Ex-Alberta Premier Peter Lougheed, verging on 80 and widely cherished as the grand old man of western Canadian politics, came out of retirement last week to warn that the country is about to face a clash of provincial authority against federal that could tear it to pieces.
Since Lougheed has never been given to excessive alarmism, the warning – delivered before the annual meeting of the Canadian Bar Association?attracted much press attention. Well it might, for the point at issue cuts to the core of the economic deal that brought the Canadian confederation into being.
It also throws into jeopardy the production output of the Alberta oil sands, which are rapidly becoming America’s leading and hitherto most dependable source of fossil fuels.
Under the Canadian constitution, negotiated in the 1860s as a statute of the British Parliament, the provinces, not the federal government, were given control of natural resources. There were only four provinces at the time – Ontario, Quebec, Nova Scotia and New Brunswick. Soon two more were added: Prince Edward Island on the Atlantic side and British Columbia on the Pacific.
Manitoba gained provincial status then too – at first as a tiny, “postage stamp province” at the eastern end of the vast Canadian prairie. But with Manitoba a distinction was drawn. Ottawa retained control of its resources. When Saskatchewan and Alberta came into being as “prairie provinces” in 1905, the same discrimination applied.
The three “prairie provinces” were established as de facto colonies of Ontario and Quebec, which supplied them with manufactured goods from industries protected by high tariffs. In return, the West sent its grain East to feed and fatten livestock or for export to Britain.
Not until 1929 did the three prairie provinces finally win control of their resources, the privilege extended to the others from the beginning. With the 1950s, however, a great change began. Oil had been discovered in Alberta and with it natural gas in incalculable volumes. When OPEC was formed in the 1970s, astronomically increasing the price of oil, Alberta began a boom, acquiring in the process an unbecoming wealth, highly offensive to the long dominant central provinces. But what could be done? Under the constitution, the oil and gas belonged to Albertans, not to Canadians.
The answer of the Liberal Trudeau government in the early 1980s was the “National Energy Program,” under which Ottawa simply defied the constitution, invaded the province’s jurisdiction and imposed taxes on the resources it didn’t own. The man who defended the province against this onslaught was Peter Lougheed. A secessionist movement broke out in Alberta at the time that drew thousands out to rallies in Edmonton and Calgary. It eventually resolved itself into the Reform Party, later into the Conservative Party, which ex-Reformer Stephen Harper led to power in Ottawa.
But now, Lougheed prophesied last week, Ottawa will use its environmental authority to gain jurisdictional control of the tar sands, forcing a showdown with Alberta “10 times greater” than the fight over the National Energy Program.

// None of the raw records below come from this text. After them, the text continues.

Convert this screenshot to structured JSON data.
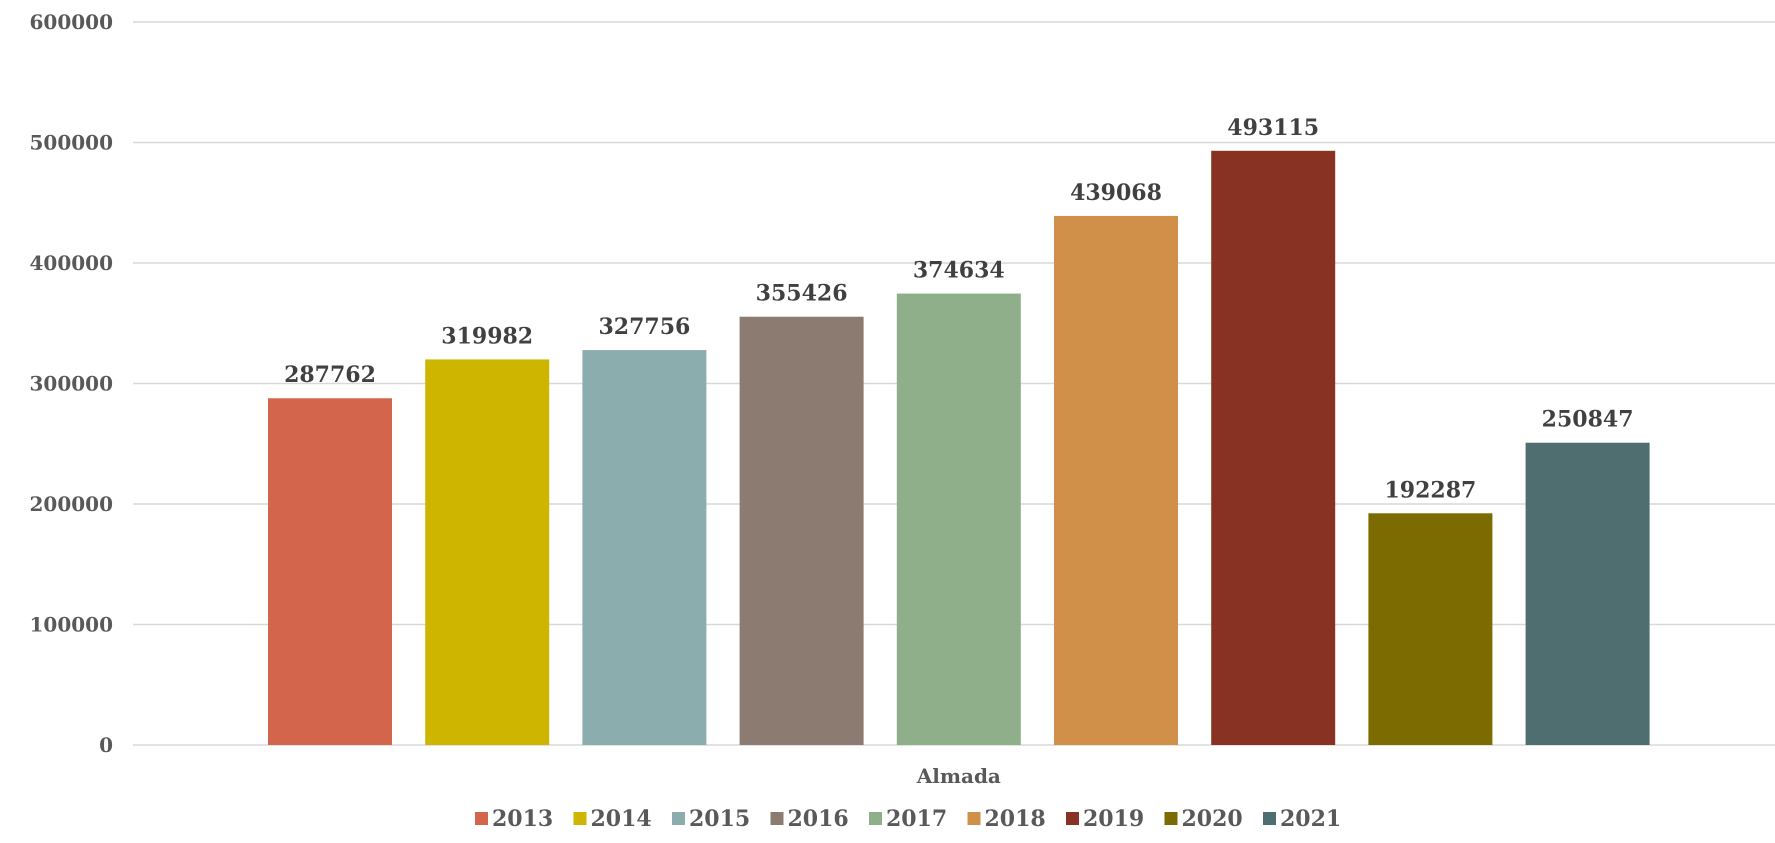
{
  "chart_data": {
    "type": "bar",
    "categories": [
      "Almada"
    ],
    "series": [
      {
        "name": "2013",
        "values": [
          287762
        ],
        "color": "#d2654b"
      },
      {
        "name": "2014",
        "values": [
          319982
        ],
        "color": "#ceb500"
      },
      {
        "name": "2015",
        "values": [
          327756
        ],
        "color": "#8badae"
      },
      {
        "name": "2016",
        "values": [
          355426
        ],
        "color": "#8c7b71"
      },
      {
        "name": "2017",
        "values": [
          374634
        ],
        "color": "#8faf8a"
      },
      {
        "name": "2018",
        "values": [
          439068
        ],
        "color": "#d1904a"
      },
      {
        "name": "2019",
        "values": [
          493115
        ],
        "color": "#883224"
      },
      {
        "name": "2020",
        "values": [
          192287
        ],
        "color": "#7b6b00"
      },
      {
        "name": "2021",
        "values": [
          250847
        ],
        "color": "#4f6e6f"
      }
    ],
    "yticks": [
      "0",
      "100000",
      "200000",
      "300000",
      "400000",
      "500000",
      "600000"
    ],
    "ylim": [
      0,
      600000
    ],
    "grid": true,
    "data_labels": true,
    "legend": "bottom-center"
  }
}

“The issue is there front and center, and coming to a head. I think the issues we saw before – and I was involved in many of them – were important. I don’t minimize them.” But “they aren’t even close,” he said, to the coming move of the federal government into the provincial jurisdiction via environmental control.
“My surmise is that we’re going into this constitutional legal conflict soon. This is strong stuff. National unity will be threatened, if the court upholds federal environmental legislation and causes major damage to the Alberta oil sands and our economy.” (That the Supreme Court will uphold the federal authority over the provincial can be regarded as a foregone conclusion. The federally appointed Supreme Court has almost never favored the provinces when a federal-provincial conflict came before it.)
“The government of Alberta, with its acceleration of oil sands operations,” said Lougheed, “will in my judgment be seen as the major villain in all this in the eyes of the public across Canada.”
The chief beneficiaries of this acceleration are of course the American consumers who buy the oil that the tar sands produce, and the people of Alberta who are experiencing by far the biggest economic boom in their history. An Ottawa invasion of the Alberta industry would, in other words, directly threaten the American oil supply. The American government has never bought into the thinking that produced the Kyoto Treaty. The Canadian government has. Lougheed has predicted the consequence.